Application of Derivatives Test - 61

Consider the given expression.

$${{x}^{4}}+{{y}^{4}}={{a}^{4}}$$

 Let the point on the curve be $$M\left( {{x}_{0}},{{y}_{0}} \right)$$.

 Therefore,

$$x_{0}^{4}+x_{0}^{4}={{a}^{4}}$$

 Differentiate the expression given in the question with respect to $$x$$.
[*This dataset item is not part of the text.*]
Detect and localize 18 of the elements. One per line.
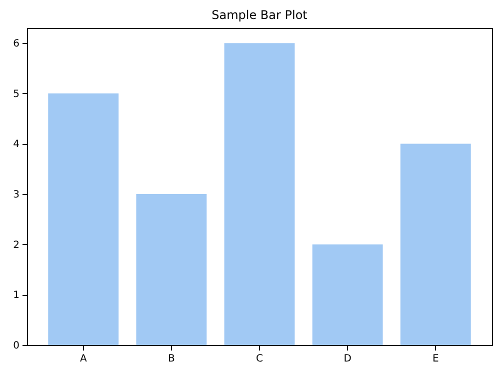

$$ {{x}^{4}}+{{y}^{4}}={{a}^{4}} $$

$$ 4{{x}^{3}}+4{{y}^{3}}\dfrac{dy}{dx}=0 $$

$$ \dfrac{dy}{dx}=-\dfrac{{{x}^{3}}}{{{y}^{3}}} $$

 So, at the point $$M$$, the slope is,

$$\Rightarrow -\dfrac{x_{0}^{3}}{y_{0}^{3}}$$

 Therefore, equation of the tangent is,

$$\begin{align}

$$ y-{{y}_{0}}=-\dfrac{x_{0}^{3}}{y_{0}^{3}}\left( x-{{x}_{0}} \right) $$

$$ yy_{0}^{3}-y_{0}^{4}=-x_{0}^{3}x+x_{0}^{4} $$

\end{align}$$

 Let $$p$$ and $$q$$ be the $$x$$ and $$y$$ intercept, respectively. So, at $$x$$ intercept,

$$ -y_{0}^{4}=-x_{0}^{3}p+x_{0}^{4} $$

$$ x_{0}^{3}p=x_{0}^{4}+y_{0}^{4} $$

$$ p=\dfrac{x_{0}^{4}+y_{0}^{4}}{x_{0}^{3}} $$

$$ p=\dfrac{{{a}^{4}}}{x_{0}^{3}} $$

 Similarly,

$$q=\dfrac{{{a}^{4}}}{y_{0}^{3}}$$

 Now, calculate the value of $${{p}^{-4/3}}+{{q}^{-4/3}}$$.

$$ ={{\left( \dfrac{{{a}^{4}}}{x_{0}^{3}} \right)}^{-4/3}}+{{\left( \dfrac{{{a}^{4}}}{y_{0}^{3}} \right)}^{-4/3}} $$

$$ ={{\left( \dfrac{x_{0}^{3}}{{{a}^{4}}} \right)}^{4/3}}+{{\left( \dfrac{y_{0}^{3}}{{{a}^{4}}} \right)}^{4/3}} $$

$$ =\left( \dfrac{x_{0}^{4}}{{{a}^{16/3}}} \right)+\left( \dfrac{y_{0}^{4}}{{{a}^{16/3}}} \right) $$

$$ =\dfrac{x_{0}^{4}+y_{0}^{4}}{{{a}^{16/3}}} $$

$$ =\dfrac{{{a}^{4}}}{{{a}^{16/3}}} $$

$$ ={{a}^{-4/3}} $$

 Hence, this is the required result.